The ECS is critical to human survival, controlling how we eat, sleep, relax and recharge. In fact, the ECS plays a role in every major biological function of the human body, including but not limited to pain control, mood, memory, immune function, appetite, digestion, elimination, temperature regulation and reproduction.
So where does cannabis come in?
A class of chemicals produced in the marijuana plant — cannabinoids — mimic the body’s naturally occurring endocannabinoids. When properly used, cannabinoids may help stimulate the ECS in a therapeutic way.
For example, there’s growing clinical evidence that certain cannabinoids in cannabis (such as THC and CBD) may help alleviate nausea and vomiting resulting from cancer chemotherapy, reduce muscle spasticity and neuropathic pain associated with multiple sclerosis, help stimulate appetite in people with HIV/AIDS-related anorexia and pain and nerve damage in osteoarthritic joints.
There’s also evidence that cannabis may assist in opioid detoxification and weaning, thus making it a potential weapon in battling the current deadly opioid epidemic.
“If you remove cannabis from somebody who’s taken it for years, they don’t all of a sudden get changes in heart rate, changes in breathing, those types of things which are typically associated with physiological addiction [to opioids],” explains Wagner.
The Emerald Health Therapeutics team includes physicians, academics, financial experts, engineers and horticulturists who collectively offer more than 60 years of cannabis growing and marketing knowledge — from biotechnology, to pharmaceutical development, to commercialization.

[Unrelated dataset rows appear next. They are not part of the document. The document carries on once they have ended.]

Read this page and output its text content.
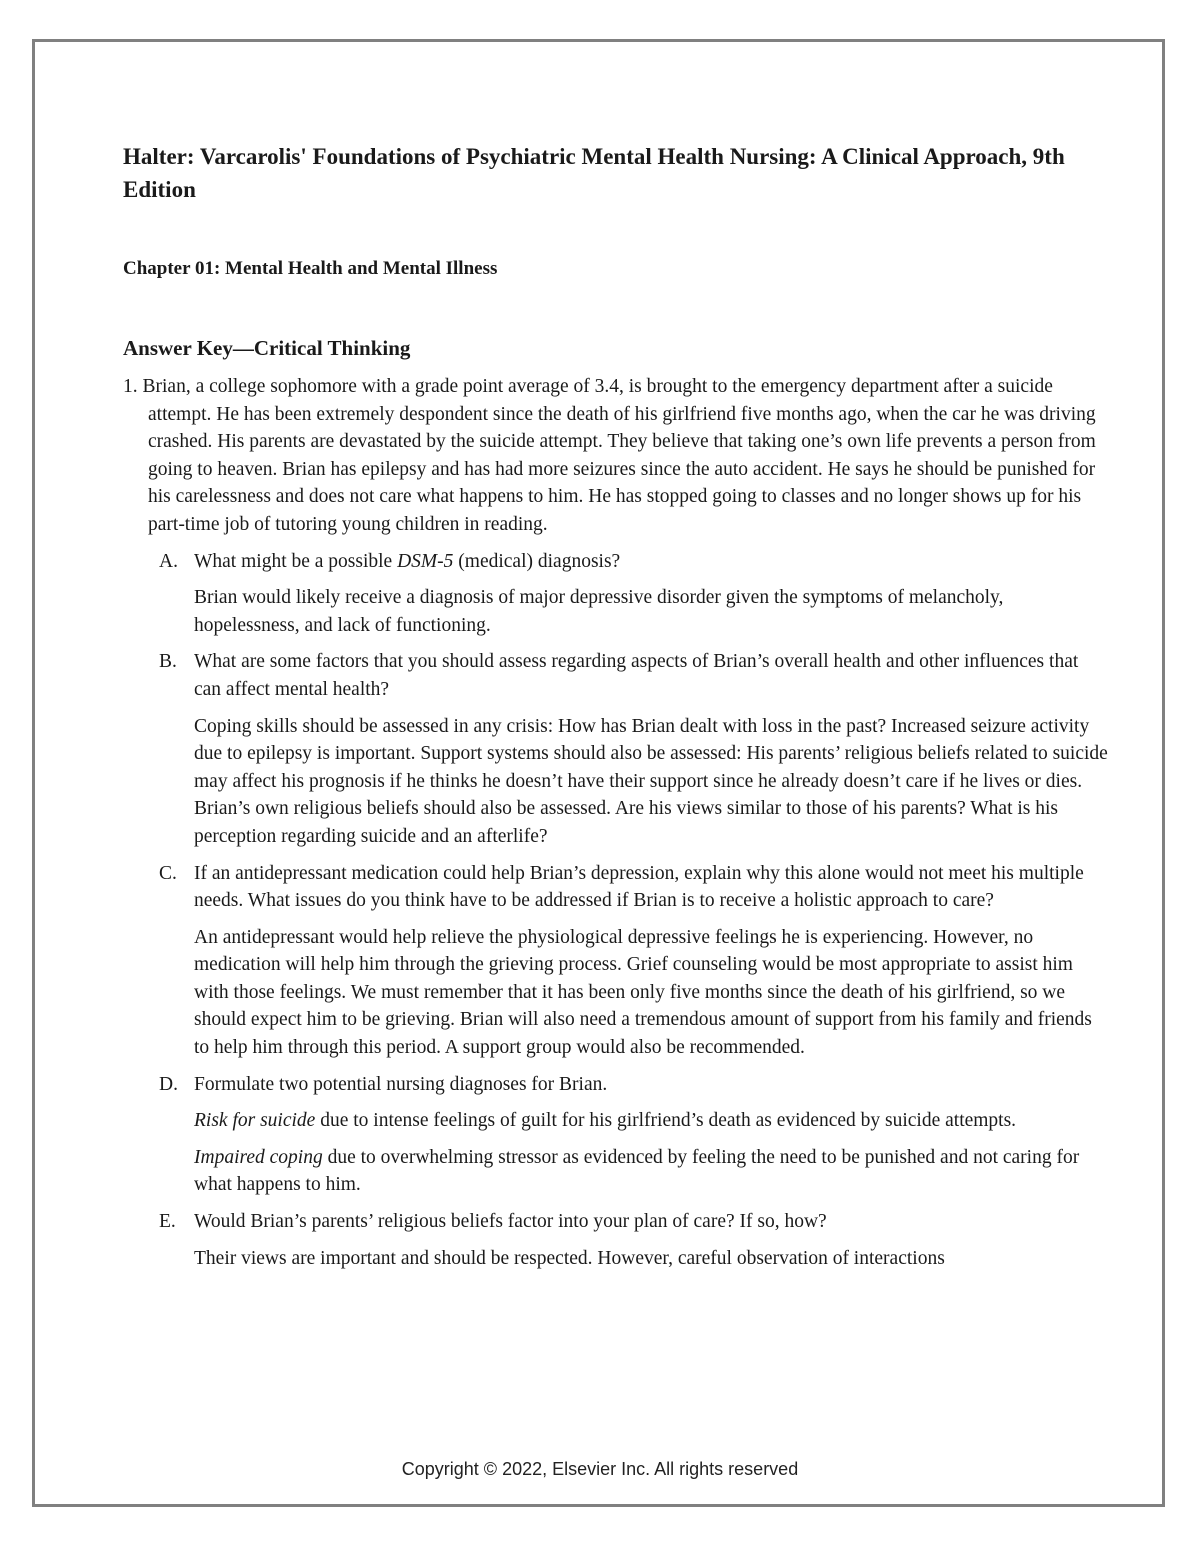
Halter: Varcarolis' Foundations of Psychiatric Mental Health Nursing: A Clinical Approach, 9th Edition
Chapter 01: Mental Health and Mental Illness
Answer Key—Critical Thinking

1. Brian, a college sophomore with a grade point average of 3.4, is brought to the emergency department after a suicide attempt. He has been extremely despondent since the death of his girlfriend five months ago, when the car he was driving crashed. His parents are devastated by the suicide attempt. They believe that taking one’s own life prevents a person from going to heaven. Brian has epilepsy and has had more seizures since the auto accident. He says he should be punished for his carelessness and does not care what happens to him. He has stopped going to classes and no longer shows up for his part-time job of tutoring young children in reading.

A. What might be a possible DSM-5 (medical) diagnosis?

Brian would likely receive a diagnosis of major depressive disorder given the symptoms of melancholy, hopelessness, and lack of functioning.

B. What are some factors that you should assess regarding aspects of Brian’s overall health and other influences that can affect mental health?

Coping skills should be assessed in any crisis: How has Brian dealt with loss in the past? Increased seizure activity due to epilepsy is important. Support systems should also be assessed: His parents’ religious beliefs related to suicide may affect his prognosis if he thinks he doesn’t have their support since he already doesn’t care if he lives or dies. Brian’s own religious beliefs should also be assessed. Are his views similar to those of his parents? What is his perception regarding suicide and an afterlife?

C. If an antidepressant medication could help Brian’s depression, explain why this alone would not meet his multiple needs. What issues do you think have to be addressed if Brian is to receive a holistic approach to care?

An antidepressant would help relieve the physiological depressive feelings he is experiencing. However, no medication will help him through the grieving process. Grief counseling would be most appropriate to assist him with those feelings. We must remember that it has been only five months since the death of his girlfriend, so we should expect him to be grieving. Brian will also need a tremendous amount of support from his family and friends to help him through this period. A support group would also be recommended.

D. Formulate two potential nursing diagnoses for Brian.

Risk for suicide due to intense feelings of guilt for his girlfriend’s death as evidenced by suicide attempts.

Impaired coping due to overwhelming stressor as evidenced by feeling the need to be punished and not caring for what happens to him.

E. Would Brian’s parents’ religious beliefs factor into your plan of care? If so, how?

Their views are important and should be respected. However, careful observation of interactions

Copyright © 2022, Elsevier Inc. All rights reserved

The combination of skilled scientists and premier plant strains means Emerald operates on the cutting edge and is able to develop new cannabis varieties using plant genetics. What’s more, the company receives federal research grants, enabling its team to devote substantial resources towards research and clinical trials, leading the way for the future of medicinal cannabis.
“The scientific playbook that we’re going to use [involves] pulling the plant apart into its different cannabinoids [and] recombining those cannabinoids in novel ways with specific outcomes in mind,” says Wagner.
“We’re a small country, but 36 million people is enough to do some very, very good research with. And so, that’s pretty exciting.”